= Kate Longworth =

Fox Sports Arizona reporter

Kate Longworth is a reporter for Fox Sports Arizona covering the Arizona Diamondbacks since April 2015.

==Career==
After graduating from college, Longworth served from 2001 to 2002 as the media relations director for Major League Baseball's Arizona Fall League.

She was a sideline reporter for college football for the MountainWest Sports Network (The Mtn.) and the Big Ten Network.

From 2003 to 2005, Longworth worked for Comcast SportsNet Mid-Atlantic. She worked as a producer and associate producer, covering sports news in the Washington, DC/Baltimore area. Longworth contributed to both O’s All Access, a program focused on the Baltimore Orioles, and SportsNite, a nightly sports show.

Longworth was the first female sports anchor/reporter at KPSP-TV (CBS) in Palm Springs, CA.

From 2008 to 2015 Longworth was a game reporter for the Oakland A’s, host of All A’s, and a reporter for Raiders Postgame Live, at Comcast SportsNet in San Francisco.

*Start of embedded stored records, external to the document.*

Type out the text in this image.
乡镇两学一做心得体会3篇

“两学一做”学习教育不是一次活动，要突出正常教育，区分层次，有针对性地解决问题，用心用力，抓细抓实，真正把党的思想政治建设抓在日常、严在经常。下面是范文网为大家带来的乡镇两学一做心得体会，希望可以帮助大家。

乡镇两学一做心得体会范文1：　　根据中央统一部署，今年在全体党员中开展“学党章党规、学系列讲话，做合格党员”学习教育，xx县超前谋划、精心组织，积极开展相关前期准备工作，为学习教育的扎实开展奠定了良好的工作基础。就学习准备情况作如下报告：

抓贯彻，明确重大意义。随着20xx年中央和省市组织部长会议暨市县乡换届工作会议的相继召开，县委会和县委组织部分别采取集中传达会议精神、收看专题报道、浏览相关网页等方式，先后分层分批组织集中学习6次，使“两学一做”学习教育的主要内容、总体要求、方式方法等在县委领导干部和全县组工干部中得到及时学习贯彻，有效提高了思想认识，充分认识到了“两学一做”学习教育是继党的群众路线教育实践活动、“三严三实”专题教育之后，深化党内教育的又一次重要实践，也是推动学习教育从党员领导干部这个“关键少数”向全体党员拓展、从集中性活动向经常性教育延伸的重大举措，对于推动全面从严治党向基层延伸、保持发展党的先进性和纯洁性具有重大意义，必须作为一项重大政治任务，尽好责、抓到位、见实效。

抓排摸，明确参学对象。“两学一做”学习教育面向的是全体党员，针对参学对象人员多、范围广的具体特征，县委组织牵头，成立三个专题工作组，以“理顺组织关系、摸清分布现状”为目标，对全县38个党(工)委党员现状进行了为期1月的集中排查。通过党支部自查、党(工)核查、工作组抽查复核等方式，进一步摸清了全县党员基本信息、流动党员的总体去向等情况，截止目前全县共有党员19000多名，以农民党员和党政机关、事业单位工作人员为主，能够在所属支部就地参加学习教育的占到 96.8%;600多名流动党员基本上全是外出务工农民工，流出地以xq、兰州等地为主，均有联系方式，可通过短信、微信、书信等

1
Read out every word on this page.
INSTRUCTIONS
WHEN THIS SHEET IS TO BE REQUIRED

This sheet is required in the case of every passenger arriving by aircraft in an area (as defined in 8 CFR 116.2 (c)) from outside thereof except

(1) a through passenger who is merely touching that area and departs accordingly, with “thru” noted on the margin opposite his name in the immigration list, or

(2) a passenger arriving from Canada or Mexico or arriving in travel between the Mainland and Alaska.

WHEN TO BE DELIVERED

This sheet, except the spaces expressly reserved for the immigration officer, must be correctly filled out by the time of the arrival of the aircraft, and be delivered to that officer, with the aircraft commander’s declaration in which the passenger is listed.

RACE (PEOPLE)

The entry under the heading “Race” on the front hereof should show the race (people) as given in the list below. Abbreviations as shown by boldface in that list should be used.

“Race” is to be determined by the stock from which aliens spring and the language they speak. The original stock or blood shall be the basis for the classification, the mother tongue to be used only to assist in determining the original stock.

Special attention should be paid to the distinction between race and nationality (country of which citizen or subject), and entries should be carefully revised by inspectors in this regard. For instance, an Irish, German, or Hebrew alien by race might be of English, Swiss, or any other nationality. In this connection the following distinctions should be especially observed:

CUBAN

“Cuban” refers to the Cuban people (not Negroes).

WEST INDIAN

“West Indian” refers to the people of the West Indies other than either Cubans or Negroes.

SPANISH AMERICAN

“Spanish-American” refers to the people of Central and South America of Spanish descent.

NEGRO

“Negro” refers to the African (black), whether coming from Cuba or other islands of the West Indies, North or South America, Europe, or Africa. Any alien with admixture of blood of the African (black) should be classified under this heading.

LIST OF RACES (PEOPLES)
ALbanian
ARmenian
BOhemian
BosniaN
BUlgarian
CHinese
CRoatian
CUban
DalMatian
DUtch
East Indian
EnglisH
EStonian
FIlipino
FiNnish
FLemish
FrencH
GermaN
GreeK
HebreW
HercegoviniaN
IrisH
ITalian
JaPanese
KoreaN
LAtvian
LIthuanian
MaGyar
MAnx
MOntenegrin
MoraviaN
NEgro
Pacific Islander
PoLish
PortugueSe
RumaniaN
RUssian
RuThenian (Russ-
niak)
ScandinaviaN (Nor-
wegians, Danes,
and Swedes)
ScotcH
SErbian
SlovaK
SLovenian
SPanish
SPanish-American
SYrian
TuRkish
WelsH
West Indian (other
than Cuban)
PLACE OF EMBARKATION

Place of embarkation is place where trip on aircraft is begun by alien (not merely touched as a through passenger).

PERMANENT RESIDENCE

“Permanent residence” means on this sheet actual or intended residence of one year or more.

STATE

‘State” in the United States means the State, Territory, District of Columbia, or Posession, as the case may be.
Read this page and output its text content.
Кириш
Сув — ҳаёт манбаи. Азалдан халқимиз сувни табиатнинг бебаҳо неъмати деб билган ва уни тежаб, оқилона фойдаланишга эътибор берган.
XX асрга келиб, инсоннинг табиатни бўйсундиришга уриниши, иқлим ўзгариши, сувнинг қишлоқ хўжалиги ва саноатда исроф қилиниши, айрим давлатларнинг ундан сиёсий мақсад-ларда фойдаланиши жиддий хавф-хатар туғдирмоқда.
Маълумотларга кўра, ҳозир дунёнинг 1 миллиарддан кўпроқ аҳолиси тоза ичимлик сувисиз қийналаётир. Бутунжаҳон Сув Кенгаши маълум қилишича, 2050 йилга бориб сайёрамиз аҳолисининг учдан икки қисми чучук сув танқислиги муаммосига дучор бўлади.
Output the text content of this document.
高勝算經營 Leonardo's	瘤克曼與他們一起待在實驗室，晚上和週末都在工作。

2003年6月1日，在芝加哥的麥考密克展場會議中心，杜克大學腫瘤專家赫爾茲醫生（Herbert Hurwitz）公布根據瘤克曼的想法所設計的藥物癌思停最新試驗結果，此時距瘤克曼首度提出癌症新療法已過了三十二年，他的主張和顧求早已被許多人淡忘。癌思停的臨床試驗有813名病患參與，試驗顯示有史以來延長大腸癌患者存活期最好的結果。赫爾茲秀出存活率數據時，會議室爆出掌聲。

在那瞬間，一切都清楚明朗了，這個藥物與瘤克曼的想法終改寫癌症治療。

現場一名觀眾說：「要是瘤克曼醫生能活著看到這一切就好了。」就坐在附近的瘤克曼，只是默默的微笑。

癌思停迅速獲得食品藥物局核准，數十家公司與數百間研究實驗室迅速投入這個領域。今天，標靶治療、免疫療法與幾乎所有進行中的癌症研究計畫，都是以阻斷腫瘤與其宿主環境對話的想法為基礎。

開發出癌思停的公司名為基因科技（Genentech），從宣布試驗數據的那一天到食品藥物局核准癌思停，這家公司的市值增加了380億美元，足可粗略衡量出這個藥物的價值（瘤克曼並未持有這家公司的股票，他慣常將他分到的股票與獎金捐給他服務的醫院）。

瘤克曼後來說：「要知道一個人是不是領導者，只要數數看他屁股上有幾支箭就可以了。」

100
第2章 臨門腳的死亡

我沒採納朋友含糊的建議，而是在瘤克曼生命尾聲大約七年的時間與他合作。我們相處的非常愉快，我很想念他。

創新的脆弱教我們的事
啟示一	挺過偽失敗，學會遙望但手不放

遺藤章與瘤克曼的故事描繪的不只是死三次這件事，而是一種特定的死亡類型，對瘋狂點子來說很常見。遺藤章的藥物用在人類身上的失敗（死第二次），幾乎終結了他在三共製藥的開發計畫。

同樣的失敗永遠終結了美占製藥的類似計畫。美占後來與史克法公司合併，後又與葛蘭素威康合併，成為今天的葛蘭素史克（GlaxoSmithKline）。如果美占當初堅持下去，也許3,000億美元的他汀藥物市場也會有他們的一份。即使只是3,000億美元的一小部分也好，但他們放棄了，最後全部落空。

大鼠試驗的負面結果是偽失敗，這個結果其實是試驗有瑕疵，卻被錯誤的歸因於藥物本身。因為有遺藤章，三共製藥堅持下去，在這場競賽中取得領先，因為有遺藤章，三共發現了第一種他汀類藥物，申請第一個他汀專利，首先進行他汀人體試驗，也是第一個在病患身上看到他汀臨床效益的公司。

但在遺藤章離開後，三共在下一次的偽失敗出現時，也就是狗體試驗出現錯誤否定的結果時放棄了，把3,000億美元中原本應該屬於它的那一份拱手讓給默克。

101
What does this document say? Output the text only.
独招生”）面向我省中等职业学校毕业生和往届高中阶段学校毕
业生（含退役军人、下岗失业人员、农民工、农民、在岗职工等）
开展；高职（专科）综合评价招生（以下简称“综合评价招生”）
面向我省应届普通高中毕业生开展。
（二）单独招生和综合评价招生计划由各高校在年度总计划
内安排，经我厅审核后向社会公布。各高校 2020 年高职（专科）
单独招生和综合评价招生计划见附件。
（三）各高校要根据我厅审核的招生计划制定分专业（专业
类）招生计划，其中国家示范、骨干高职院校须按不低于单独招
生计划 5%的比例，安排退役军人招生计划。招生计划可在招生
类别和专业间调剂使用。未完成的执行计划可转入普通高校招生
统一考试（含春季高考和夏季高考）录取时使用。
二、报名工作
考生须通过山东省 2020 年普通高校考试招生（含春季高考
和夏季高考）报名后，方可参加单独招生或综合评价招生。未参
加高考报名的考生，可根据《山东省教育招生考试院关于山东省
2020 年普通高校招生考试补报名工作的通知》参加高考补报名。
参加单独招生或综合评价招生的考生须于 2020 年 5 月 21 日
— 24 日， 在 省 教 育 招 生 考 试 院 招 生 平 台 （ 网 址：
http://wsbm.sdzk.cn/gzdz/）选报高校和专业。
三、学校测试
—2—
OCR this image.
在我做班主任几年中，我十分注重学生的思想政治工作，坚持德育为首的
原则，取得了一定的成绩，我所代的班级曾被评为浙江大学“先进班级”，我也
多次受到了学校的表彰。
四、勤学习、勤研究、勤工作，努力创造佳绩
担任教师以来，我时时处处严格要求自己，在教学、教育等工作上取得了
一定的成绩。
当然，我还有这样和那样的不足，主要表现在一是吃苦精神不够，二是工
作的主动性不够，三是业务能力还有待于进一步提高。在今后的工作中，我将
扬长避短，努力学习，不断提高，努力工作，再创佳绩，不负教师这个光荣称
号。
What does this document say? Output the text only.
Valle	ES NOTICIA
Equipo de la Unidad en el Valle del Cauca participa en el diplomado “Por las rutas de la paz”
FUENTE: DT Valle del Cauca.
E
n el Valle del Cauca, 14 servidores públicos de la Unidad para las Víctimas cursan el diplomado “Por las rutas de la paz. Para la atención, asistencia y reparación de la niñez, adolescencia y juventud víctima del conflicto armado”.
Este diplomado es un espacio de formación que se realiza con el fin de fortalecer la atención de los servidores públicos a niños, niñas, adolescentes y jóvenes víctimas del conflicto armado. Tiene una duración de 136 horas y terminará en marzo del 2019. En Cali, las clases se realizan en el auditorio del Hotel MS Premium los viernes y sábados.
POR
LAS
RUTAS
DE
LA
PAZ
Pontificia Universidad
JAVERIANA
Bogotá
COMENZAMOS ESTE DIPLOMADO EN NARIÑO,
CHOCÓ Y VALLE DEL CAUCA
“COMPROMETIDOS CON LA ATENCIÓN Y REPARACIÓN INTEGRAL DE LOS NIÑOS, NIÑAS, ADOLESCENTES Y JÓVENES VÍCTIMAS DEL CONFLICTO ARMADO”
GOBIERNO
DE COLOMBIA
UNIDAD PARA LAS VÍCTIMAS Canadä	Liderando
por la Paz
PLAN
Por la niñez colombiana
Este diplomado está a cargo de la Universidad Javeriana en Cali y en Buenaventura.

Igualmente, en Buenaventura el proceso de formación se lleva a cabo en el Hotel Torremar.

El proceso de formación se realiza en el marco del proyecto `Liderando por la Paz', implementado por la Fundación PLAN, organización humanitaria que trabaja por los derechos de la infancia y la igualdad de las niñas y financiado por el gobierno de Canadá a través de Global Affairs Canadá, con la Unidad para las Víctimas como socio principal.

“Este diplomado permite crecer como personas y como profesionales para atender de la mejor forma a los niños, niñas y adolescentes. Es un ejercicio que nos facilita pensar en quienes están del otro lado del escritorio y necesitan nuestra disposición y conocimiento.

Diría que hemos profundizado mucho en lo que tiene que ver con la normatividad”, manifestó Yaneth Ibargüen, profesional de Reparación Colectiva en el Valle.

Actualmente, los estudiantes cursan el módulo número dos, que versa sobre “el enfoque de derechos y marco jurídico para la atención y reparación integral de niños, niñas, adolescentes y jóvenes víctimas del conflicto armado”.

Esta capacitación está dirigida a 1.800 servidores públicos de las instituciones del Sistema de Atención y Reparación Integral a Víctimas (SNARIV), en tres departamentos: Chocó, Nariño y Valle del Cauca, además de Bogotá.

She was also an anchor/reporter for SportsNet Central, and a game reporter for the San Jose Sharks and San Jose Earthquakes. She joined the network in June 2008.

==Education and personal life==
Longworth received her B.A. in Journalism from the University of Arizona, where she was an assistant sports editor and writer for the school's student newspaper, the Arizona Daily Wildcat. She lives with her husband Brian.